In 1899, the Perth Mint opened its doors as a branch of the British Royal Mint in response to the discovery of rich gold deposits nearby. It was the third Australian branch, following the Sydney Mint and Melbourne Mint–both of which are now closed. Raw gold was deposited at the Perth location by prospectors from around the globe, where it was refined and minted into gold coins and bars.
From 1899 to 1931, the mint struck over 106 million gold sovereigns and half sovereigns for use as currency in Australia and the British Empire. Production of these coins stopped in 1931 when Britain abandoned the gold standard. The mint then refocused on producing gold bars until coin production once again picked up in 1940. Hundreds of millions of pennies and half pennies were struck from 1940 to 1964. The introduction of decimal currency in 1966 led to the production of 829 million two-cent coins and 26 million one-cent coins by 1973.
In 1957, the Perth Mint produced a proof plate of 999.999 fine gold, which is the purest gold to be refined. It was such an impressive feat that the British Royal Mint ordered some of it to use as a benchmark for its own refining standards.
In July 1970, the ownership of the Perth Mint transferred from British hands to the government of Western Australia. A new gold boom began just a few years later, providing ample opportunity to the newly Australian establishment.
The Australian Nugget series of gold coins was introduced in April 1987, which helped set the precedent for the mint’s status as a global bullion dealer. In 2003, the Perth Mint opened a brand new manufacturing facility right next to the original building. Together, the two buildings are home to over 100 years of minting history.
The Perth Mint started to use the effigy of King Charles III in their coin programs (Kookaburra, Koala, Kangaroo) in 2024. This marked the first time that these collections used someone other than Queen Elizabeth II on the obverse.
The Perth Mint is Australia’s oldest mint, as well as the largest exporter and second largest producer of gold bars in the world. With the capability to process over 700 tons of gold per year, the mint is one of the most efficient refineries active today.

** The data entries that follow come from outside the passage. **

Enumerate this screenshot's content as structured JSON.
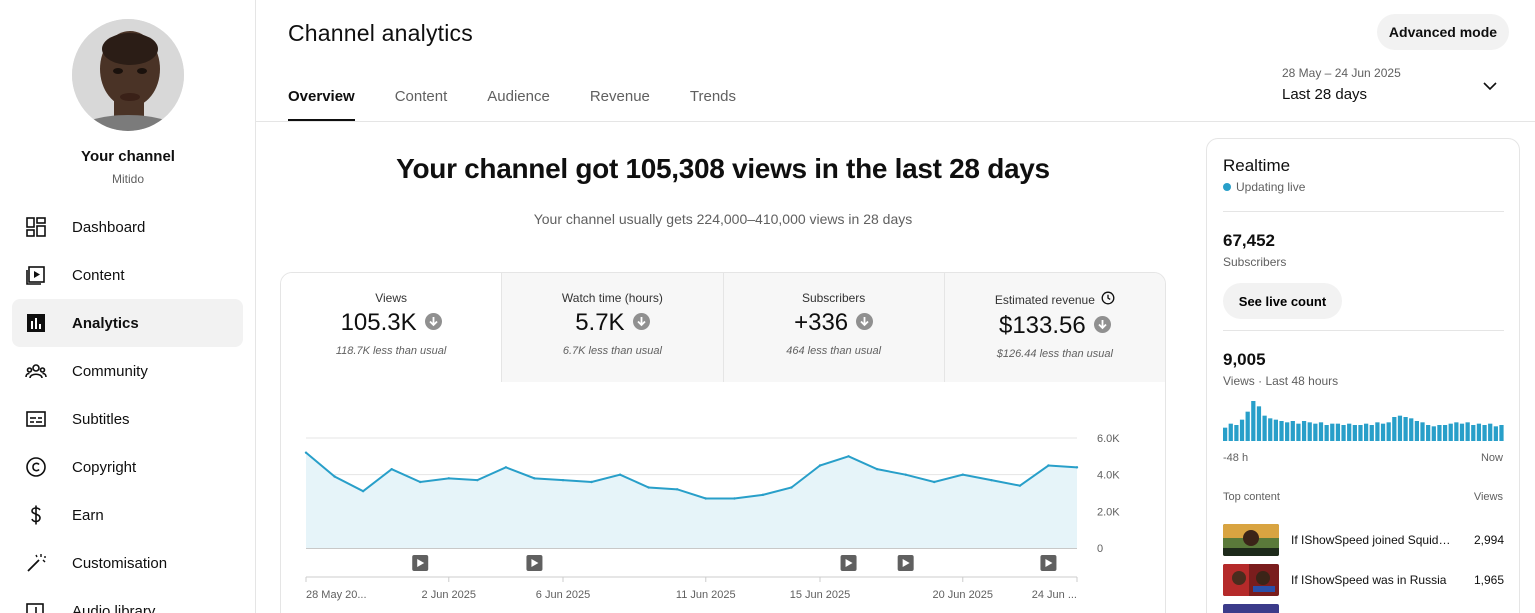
{
  "sidebar": {
    "your_channel": "Your channel",
    "channel_name": "Mitido",
    "items": [
      {
        "label": "Dashboard",
        "icon": "dashboard-icon"
      },
      {
        "label": "Content",
        "icon": "content-icon"
      },
      {
        "label": "Analytics",
        "icon": "analytics-icon",
        "active": true
      },
      {
        "label": "Community",
        "icon": "community-icon"
      },
      {
        "label": "Subtitles",
        "icon": "subtitles-icon"
      },
      {
        "label": "Copyright",
        "icon": "copyright-icon"
      },
      {
        "label": "Earn",
        "icon": "dollar-icon"
      },
      {
        "label": "Customisation",
        "icon": "magic-wand-icon"
      },
      {
        "label": "Audio library",
        "icon": "audio-icon"
      }
    ]
  },
  "header": {
    "title": "Channel analytics",
    "advanced_mode": "Advanced mode",
    "tabs": [
      "Overview",
      "Content",
      "Audience",
      "Revenue",
      "Trends"
    ],
    "active_tab": "Overview",
    "date_range": "28 May – 24 Jun 2025",
    "date_label": "Last 28 days"
  },
  "main": {
    "headline": "Your channel got 105,308 views in the last 28 days",
    "subline": "Your channel usually gets 224,000–410,000 views in 28 days",
    "metrics": [
      {
        "label": "Views",
        "value": "105.3K",
        "note": "118.7K less than usual",
        "active": true
      },
      {
        "label": "Watch time (hours)",
        "value": "5.7K",
        "note": "6.7K less than usual"
      },
      {
        "label": "Subscribers",
        "value": "+336",
        "note": "464 less than usual"
      },
      {
        "label": "Estimated revenue",
        "value": "$133.56",
        "note": "$126.44 less than usual",
        "has_clock": true
      }
    ]
  },
  "chart_data": {
    "type": "area",
    "x": [
      "28 May",
      "29 May",
      "30 May",
      "31 May",
      "1 Jun",
      "2 Jun",
      "3 Jun",
      "4 Jun",
      "5 Jun",
      "6 Jun",
      "7 Jun",
      "8 Jun",
      "9 Jun",
      "10 Jun",
      "11 Jun",
      "12 Jun",
      "13 Jun",
      "14 Jun",
      "15 Jun",
      "16 Jun",
      "17 Jun",
      "18 Jun",
      "19 Jun",
      "20 Jun",
      "21 Jun",
      "22 Jun",
      "23 Jun",
      "24 Jun"
    ],
    "series": [
      {
        "values": [
          5200,
          3900,
          3100,
          4300,
          3600,
          3800,
          3700,
          4400,
          3800,
          3700,
          3600,
          4000,
          3300,
          3200,
          2700,
          2700,
          2900,
          3300,
          4500,
          5000,
          4300,
          4000,
          3600,
          4000,
          3700,
          3400,
          4500,
          4400
        ]
      }
    ],
    "tick_labels": [
      "28 May 20...",
      "2 Jun 2025",
      "6 Jun 2025",
      "11 Jun 2025",
      "15 Jun 2025",
      "20 Jun 2025",
      "24 Jun ..."
    ],
    "tick_indices": [
      0,
      5,
      9,
      14,
      18,
      23,
      27
    ],
    "y_ticks": [
      {
        "value": 6000,
        "label": "6.0K"
      },
      {
        "value": 4000,
        "label": "4.0K"
      },
      {
        "value": 2000,
        "label": "2.0K"
      },
      {
        "value": 0,
        "label": "0"
      }
    ],
    "ylim": [
      0,
      6000
    ],
    "grid": true,
    "video_markers": [
      4,
      8,
      19,
      21,
      26
    ],
    "color": "#289fc9"
  },
  "realtime": {
    "title": "Realtime",
    "live": "Updating live",
    "subscribers": "67,452",
    "subscribers_label": "Subscribers",
    "live_count_button": "See live count",
    "views": "9,005",
    "views_label": "Views · Last 48 hours",
    "bars": [
      10,
      13,
      12,
      16,
      22,
      30,
      26,
      19,
      17,
      16,
      15,
      14,
      15,
      13,
      15,
      14,
      13,
      14,
      12,
      13,
      13,
      12,
      13,
      12,
      12,
      13,
      12,
      14,
      13,
      14,
      18,
      19,
      18,
      17,
      15,
      14,
      12,
      11,
      12,
      12,
      13,
      14,
      13,
      14,
      12,
      13,
      12,
      13,
      11,
      12
    ],
    "axis_left": "-48 h",
    "axis_right": "Now",
    "top_content": "Top content",
    "top_views": "Views",
    "items": [
      {
        "title": "If IShowSpeed joined Squid Game",
        "views": "2,994"
      },
      {
        "title": "If IShowSpeed was in Russia",
        "views": "1,965"
      },
      {
        "title": "",
        "views": ""
      }
    ]
  }
}
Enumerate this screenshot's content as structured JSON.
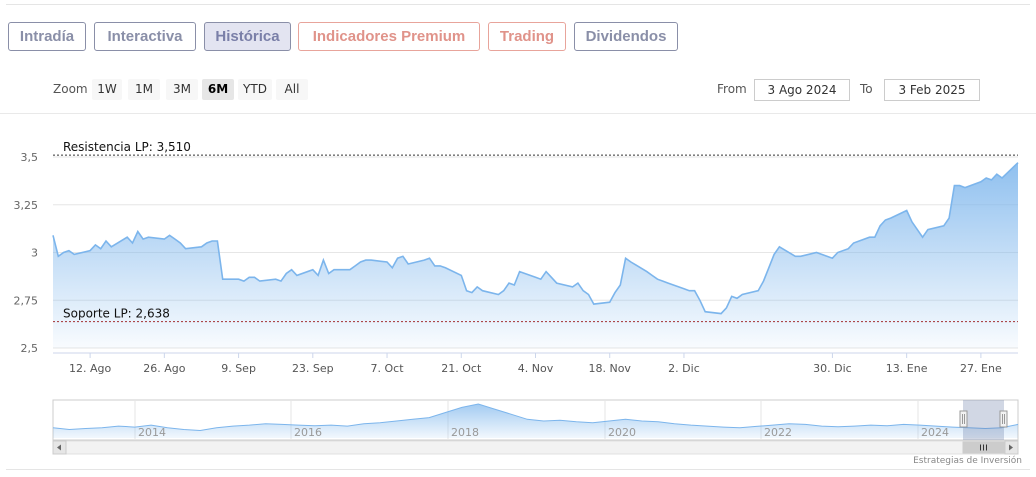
{
  "tabs": [
    {
      "label": "Intradía",
      "style": "muted"
    },
    {
      "label": "Interactiva",
      "style": "muted"
    },
    {
      "label": "Histórica",
      "style": "active"
    },
    {
      "label": "Indicadores Premium",
      "style": "red"
    },
    {
      "label": "Trading",
      "style": "red"
    },
    {
      "label": "Dividendos",
      "style": "muted"
    }
  ],
  "range_selector": {
    "zoom_label": "Zoom",
    "buttons": [
      "1W",
      "1M",
      "3M",
      "6M",
      "YTD",
      "All"
    ],
    "selected": "6M",
    "from_label": "From",
    "from_value": "3 Ago 2024",
    "to_label": "To",
    "to_value": "3 Feb 2025"
  },
  "credits": "Estrategias de Inversión",
  "colors": {
    "line": "#7cb5ec",
    "support": "#a33030",
    "resistance": "#333333"
  },
  "chart_data": {
    "type": "area",
    "ylim": [
      2.5,
      3.5
    ],
    "y_ticks": [
      "3,5",
      "3,25",
      "3",
      "2,75",
      "2,5"
    ],
    "y_tick_values": [
      3.5,
      3.25,
      3.0,
      2.75,
      2.5
    ],
    "x_ticks": [
      "12. Ago",
      "26. Ago",
      "9. Sep",
      "23. Sep",
      "7. Oct",
      "21. Oct",
      "4. Nov",
      "18. Nov",
      "2. Dic",
      "30. Dic",
      "13. Ene",
      "27. Ene"
    ],
    "x_tick_dates": [
      "2024-08-12",
      "2024-08-26",
      "2024-09-09",
      "2024-09-23",
      "2024-10-07",
      "2024-10-21",
      "2024-11-04",
      "2024-11-18",
      "2024-12-02",
      "2024-12-30",
      "2025-01-13",
      "2025-01-27"
    ],
    "x_range": [
      "2024-08-05",
      "2025-02-03"
    ],
    "annotations": [
      {
        "label": "Resistencia LP: 3,510",
        "value": 3.51,
        "style": "dashed"
      },
      {
        "label": "Soporte LP: 2,638",
        "value": 2.638,
        "style": "dashed"
      }
    ],
    "series": [
      {
        "x": [
          "2024-08-05",
          "2024-08-06",
          "2024-08-07",
          "2024-08-08",
          "2024-08-09",
          "2024-08-12",
          "2024-08-13",
          "2024-08-14",
          "2024-08-15",
          "2024-08-16",
          "2024-08-19",
          "2024-08-20",
          "2024-08-21",
          "2024-08-22",
          "2024-08-23",
          "2024-08-26",
          "2024-08-27",
          "2024-08-28",
          "2024-08-29",
          "2024-08-30",
          "2024-09-02",
          "2024-09-03",
          "2024-09-04",
          "2024-09-05",
          "2024-09-06",
          "2024-09-09",
          "2024-09-10",
          "2024-09-11",
          "2024-09-12",
          "2024-09-13",
          "2024-09-16",
          "2024-09-17",
          "2024-09-18",
          "2024-09-19",
          "2024-09-20",
          "2024-09-23",
          "2024-09-24",
          "2024-09-25",
          "2024-09-26",
          "2024-09-27",
          "2024-09-30",
          "2024-10-01",
          "2024-10-02",
          "2024-10-03",
          "2024-10-04",
          "2024-10-07",
          "2024-10-08",
          "2024-10-09",
          "2024-10-10",
          "2024-10-11",
          "2024-10-14",
          "2024-10-15",
          "2024-10-16",
          "2024-10-17",
          "2024-10-18",
          "2024-10-21",
          "2024-10-22",
          "2024-10-23",
          "2024-10-24",
          "2024-10-25",
          "2024-10-28",
          "2024-10-29",
          "2024-10-30",
          "2024-10-31",
          "2024-11-01",
          "2024-11-04",
          "2024-11-05",
          "2024-11-06",
          "2024-11-07",
          "2024-11-08",
          "2024-11-11",
          "2024-11-12",
          "2024-11-13",
          "2024-11-14",
          "2024-11-15",
          "2024-11-18",
          "2024-11-19",
          "2024-11-20",
          "2024-11-21",
          "2024-11-22",
          "2024-11-25",
          "2024-11-26",
          "2024-11-27",
          "2024-11-28",
          "2024-11-29",
          "2024-12-02",
          "2024-12-03",
          "2024-12-04",
          "2024-12-05",
          "2024-12-06",
          "2024-12-09",
          "2024-12-10",
          "2024-12-11",
          "2024-12-12",
          "2024-12-13",
          "2024-12-16",
          "2024-12-17",
          "2024-12-18",
          "2024-12-19",
          "2024-12-20",
          "2024-12-23",
          "2024-12-24",
          "2024-12-27",
          "2024-12-30",
          "2024-12-31",
          "2025-01-02",
          "2025-01-03",
          "2025-01-06",
          "2025-01-07",
          "2025-01-08",
          "2025-01-09",
          "2025-01-10",
          "2025-01-13",
          "2025-01-14",
          "2025-01-15",
          "2025-01-16",
          "2025-01-17",
          "2025-01-20",
          "2025-01-21",
          "2025-01-22",
          "2025-01-23",
          "2025-01-24",
          "2025-01-27",
          "2025-01-28",
          "2025-01-29",
          "2025-01-30",
          "2025-01-31",
          "2025-02-03"
        ],
        "values": [
          3.09,
          2.98,
          3.0,
          3.01,
          2.99,
          3.01,
          3.04,
          3.02,
          3.06,
          3.03,
          3.08,
          3.05,
          3.11,
          3.07,
          3.08,
          3.07,
          3.09,
          3.07,
          3.05,
          3.02,
          3.03,
          3.05,
          3.06,
          3.06,
          2.86,
          2.86,
          2.85,
          2.87,
          2.87,
          2.85,
          2.86,
          2.85,
          2.89,
          2.91,
          2.88,
          2.91,
          2.88,
          2.96,
          2.89,
          2.91,
          2.91,
          2.93,
          2.95,
          2.96,
          2.96,
          2.95,
          2.92,
          2.97,
          2.98,
          2.94,
          2.96,
          2.97,
          2.93,
          2.93,
          2.92,
          2.88,
          2.8,
          2.79,
          2.82,
          2.8,
          2.78,
          2.8,
          2.84,
          2.83,
          2.9,
          2.87,
          2.86,
          2.9,
          2.87,
          2.84,
          2.82,
          2.84,
          2.8,
          2.78,
          2.73,
          2.74,
          2.79,
          2.83,
          2.97,
          2.95,
          2.9,
          2.88,
          2.86,
          2.85,
          2.84,
          2.81,
          2.8,
          2.8,
          2.75,
          2.69,
          2.68,
          2.71,
          2.77,
          2.76,
          2.78,
          2.8,
          2.85,
          2.92,
          2.99,
          3.03,
          2.98,
          2.98,
          3.0,
          2.97,
          3.0,
          3.02,
          3.05,
          3.08,
          3.08,
          3.14,
          3.17,
          3.18,
          3.22,
          3.16,
          3.12,
          3.08,
          3.12,
          3.14,
          3.18,
          3.35,
          3.35,
          3.34,
          3.37,
          3.39,
          3.38,
          3.41,
          3.39,
          3.47
        ]
      }
    ],
    "navigator": {
      "x_ticks": [
        "2014",
        "2016",
        "2018",
        "2020",
        "2022",
        "2024"
      ],
      "values": [
        0.3,
        0.25,
        0.28,
        0.3,
        0.35,
        0.32,
        0.38,
        0.3,
        0.25,
        0.22,
        0.3,
        0.35,
        0.38,
        0.42,
        0.4,
        0.38,
        0.36,
        0.38,
        0.35,
        0.42,
        0.45,
        0.5,
        0.55,
        0.6,
        0.75,
        0.9,
        1.0,
        0.85,
        0.7,
        0.55,
        0.5,
        0.52,
        0.48,
        0.45,
        0.5,
        0.55,
        0.5,
        0.48,
        0.42,
        0.38,
        0.35,
        0.32,
        0.3,
        0.34,
        0.38,
        0.42,
        0.4,
        0.35,
        0.33,
        0.35,
        0.38,
        0.36,
        0.4,
        0.38,
        0.35,
        0.32,
        0.3,
        0.28,
        0.3,
        0.4
      ]
    }
  }
}
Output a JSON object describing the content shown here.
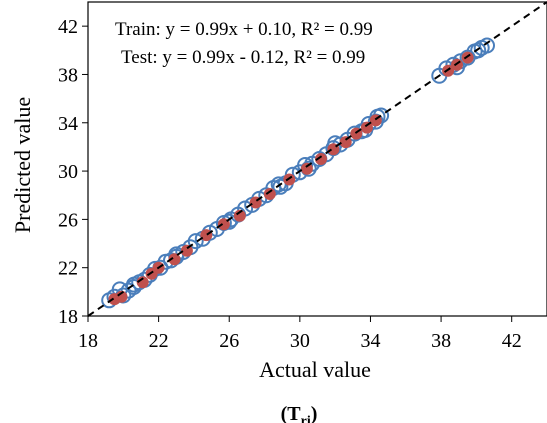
{
  "chart_data": {
    "type": "scatter",
    "xlabel": "Actual value",
    "ylabel": "Predicted value",
    "xlim": [
      18,
      44
    ],
    "ylim": [
      18,
      44
    ],
    "xticks": [
      18,
      22,
      26,
      30,
      34,
      38,
      42
    ],
    "yticks": [
      18,
      22,
      26,
      30,
      34,
      38,
      42
    ],
    "grid": false,
    "caption_main": "(T",
    "caption_sub": "ri",
    "caption_close": ")",
    "equations": [
      "Train: y = 0.99x + 0.10, R² = 0.99",
      "Test: y = 0.99x - 0.12, R² = 0.99"
    ],
    "reference_line": {
      "style": "dashed",
      "slope": 1,
      "intercept": 0
    },
    "series": [
      {
        "marker": "open-circle",
        "color": "#4a7ebb",
        "points": [
          [
            19.2,
            19.3
          ],
          [
            19.5,
            19.6
          ],
          [
            19.8,
            20.2
          ],
          [
            20.0,
            19.7
          ],
          [
            20.3,
            20.1
          ],
          [
            20.6,
            20.6
          ],
          [
            20.9,
            20.8
          ],
          [
            21.2,
            21.0
          ],
          [
            21.5,
            21.4
          ],
          [
            21.8,
            21.9
          ],
          [
            22.1,
            22.0
          ],
          [
            22.4,
            22.5
          ],
          [
            22.7,
            22.6
          ],
          [
            23.0,
            23.1
          ],
          [
            23.4,
            23.3
          ],
          [
            23.8,
            23.7
          ],
          [
            24.1,
            24.2
          ],
          [
            24.5,
            24.4
          ],
          [
            24.9,
            24.9
          ],
          [
            25.3,
            25.2
          ],
          [
            25.7,
            25.7
          ],
          [
            26.1,
            26.0
          ],
          [
            26.5,
            26.4
          ],
          [
            26.9,
            26.9
          ],
          [
            27.3,
            27.2
          ],
          [
            27.7,
            27.7
          ],
          [
            28.1,
            28.0
          ],
          [
            28.5,
            28.6
          ],
          [
            28.9,
            28.7
          ],
          [
            29.2,
            29.0
          ],
          [
            29.6,
            29.7
          ],
          [
            30.0,
            29.9
          ],
          [
            30.3,
            30.5
          ],
          [
            30.7,
            30.6
          ],
          [
            31.1,
            31.0
          ],
          [
            31.5,
            31.4
          ],
          [
            31.9,
            31.9
          ],
          [
            32.3,
            32.2
          ],
          [
            32.7,
            32.6
          ],
          [
            33.1,
            33.1
          ],
          [
            33.5,
            33.3
          ],
          [
            33.9,
            33.9
          ],
          [
            34.3,
            34.1
          ],
          [
            34.6,
            34.6
          ],
          [
            37.9,
            37.9
          ],
          [
            38.3,
            38.5
          ],
          [
            38.7,
            38.8
          ],
          [
            39.1,
            39.1
          ],
          [
            39.5,
            39.4
          ],
          [
            39.9,
            39.9
          ],
          [
            40.3,
            40.2
          ],
          [
            40.6,
            40.4
          ],
          [
            20.6,
            20.4
          ],
          [
            23.0,
            22.9
          ],
          [
            26.0,
            25.8
          ],
          [
            28.8,
            28.9
          ],
          [
            30.5,
            30.2
          ],
          [
            32.0,
            32.3
          ],
          [
            33.7,
            33.4
          ],
          [
            34.4,
            34.5
          ],
          [
            38.9,
            38.6
          ],
          [
            40.1,
            40.0
          ]
        ]
      },
      {
        "marker": "filled-circle",
        "color": "#c0504d",
        "points": [
          [
            19.5,
            19.4
          ],
          [
            19.9,
            19.6
          ],
          [
            21.1,
            20.8
          ],
          [
            21.6,
            21.5
          ],
          [
            22.0,
            22.0
          ],
          [
            22.9,
            22.7
          ],
          [
            23.6,
            23.4
          ],
          [
            24.7,
            24.7
          ],
          [
            25.7,
            25.6
          ],
          [
            26.6,
            26.3
          ],
          [
            27.5,
            27.4
          ],
          [
            28.3,
            28.1
          ],
          [
            29.4,
            29.3
          ],
          [
            30.4,
            30.2
          ],
          [
            31.2,
            31.0
          ],
          [
            31.9,
            31.8
          ],
          [
            32.6,
            32.4
          ],
          [
            33.2,
            33.1
          ],
          [
            33.8,
            33.6
          ],
          [
            34.3,
            34.2
          ],
          [
            38.4,
            38.3
          ],
          [
            38.9,
            38.8
          ],
          [
            39.5,
            39.4
          ]
        ]
      }
    ]
  }
}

In fact, it refines 92 percent of Australia’s gold, along with gold from other countries.
In addition to producing coinage and bullion products, the Perth Mint also acts as a refiner for gold jewelry and other secondary metal throughout Australia and Asia. The mint handles global distribution, imports, and wholesaling of cast bars.
If you happen to visit the area, the Perth Mint doubles as a tourist destination. Their gold exhibition shares the history of Western Australian gold and its role in the global community.